Table of Contents

About

When it receives a request, the web container determine the web component that should handle the request via the url

URL

A URL path contains the context root and, optionally, a URL pattern:

http://host:port/context-root[/url-pattern]

The web container does the mapping

  • between the URL path and a web application via the context-root
  • between the URL path and a servlet via the url-pattern

Management

Setting the context-root

The context root is defined in the web app descriptor

  • Glassfish: sun-web.xml;
  • JBoss: jboss-web.xml;
  • Weblogic: weblogic.xml;
  • Tomcat: context.xml;
  • WebSphere: ibm-web-ext.xml.

Example: WEB-INF/weblogic.xml (Doc)

<?xml version="1.0" encoding="UTF-8"?>
<weblogic-web-app xmlns="http://xmlns.oracle.com/weblogic/weblogic-web-app">
 <context-root>/</context-root>
</weblogic-web-app>

Setting the URL pattern

You set the URL pattern for a servlet by using the @WebServlet annotation in the servlet source file.
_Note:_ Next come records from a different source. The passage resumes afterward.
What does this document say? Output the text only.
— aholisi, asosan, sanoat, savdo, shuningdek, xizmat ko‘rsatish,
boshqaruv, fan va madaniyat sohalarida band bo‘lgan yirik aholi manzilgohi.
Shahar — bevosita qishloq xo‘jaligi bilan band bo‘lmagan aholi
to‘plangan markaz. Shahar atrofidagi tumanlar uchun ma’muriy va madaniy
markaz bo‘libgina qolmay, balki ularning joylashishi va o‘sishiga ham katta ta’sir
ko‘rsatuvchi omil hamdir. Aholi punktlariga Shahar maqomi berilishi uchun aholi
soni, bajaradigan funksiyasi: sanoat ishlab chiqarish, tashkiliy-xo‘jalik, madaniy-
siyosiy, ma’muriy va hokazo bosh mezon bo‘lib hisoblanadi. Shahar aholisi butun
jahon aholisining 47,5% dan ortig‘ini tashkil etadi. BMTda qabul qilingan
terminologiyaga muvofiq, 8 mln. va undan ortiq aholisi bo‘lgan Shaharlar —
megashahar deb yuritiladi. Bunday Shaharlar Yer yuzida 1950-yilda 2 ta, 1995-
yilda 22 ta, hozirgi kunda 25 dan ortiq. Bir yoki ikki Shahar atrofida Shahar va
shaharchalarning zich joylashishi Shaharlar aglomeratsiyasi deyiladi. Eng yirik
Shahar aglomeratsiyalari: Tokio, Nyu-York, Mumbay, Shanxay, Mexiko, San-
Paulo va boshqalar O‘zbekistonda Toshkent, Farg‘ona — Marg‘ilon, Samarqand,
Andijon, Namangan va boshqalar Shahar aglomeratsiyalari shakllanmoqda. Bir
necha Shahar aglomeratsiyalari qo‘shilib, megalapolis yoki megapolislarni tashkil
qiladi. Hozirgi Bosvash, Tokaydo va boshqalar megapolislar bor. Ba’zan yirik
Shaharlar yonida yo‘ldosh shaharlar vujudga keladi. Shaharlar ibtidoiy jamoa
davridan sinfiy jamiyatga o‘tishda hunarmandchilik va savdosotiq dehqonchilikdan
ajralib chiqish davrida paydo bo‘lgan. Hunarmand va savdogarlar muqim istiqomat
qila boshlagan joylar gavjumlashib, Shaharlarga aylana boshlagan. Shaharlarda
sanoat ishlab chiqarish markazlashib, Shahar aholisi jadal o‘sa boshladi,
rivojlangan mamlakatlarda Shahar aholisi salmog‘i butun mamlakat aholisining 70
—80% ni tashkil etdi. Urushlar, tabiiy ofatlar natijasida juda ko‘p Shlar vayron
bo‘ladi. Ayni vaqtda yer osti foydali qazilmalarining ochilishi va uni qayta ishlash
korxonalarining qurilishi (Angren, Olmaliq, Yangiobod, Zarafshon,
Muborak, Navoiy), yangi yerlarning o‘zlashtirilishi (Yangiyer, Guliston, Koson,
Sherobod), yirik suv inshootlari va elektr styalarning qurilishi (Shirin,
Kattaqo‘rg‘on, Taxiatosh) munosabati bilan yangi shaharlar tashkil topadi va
For example, the following annotation specify the URL pattern as /myAlias:

@WebServlet("/myAlias")
public class myServlet extends HttpServlet {
    ...

This annotation indicates that the URL pattern /myAlias follows the context root. Therefore, when the servlet is deployed, it is accessible with the following URL:

http://host:port/context-root/myAlias

To access the servlet by using only the context root, specify “/” as the URL pattern.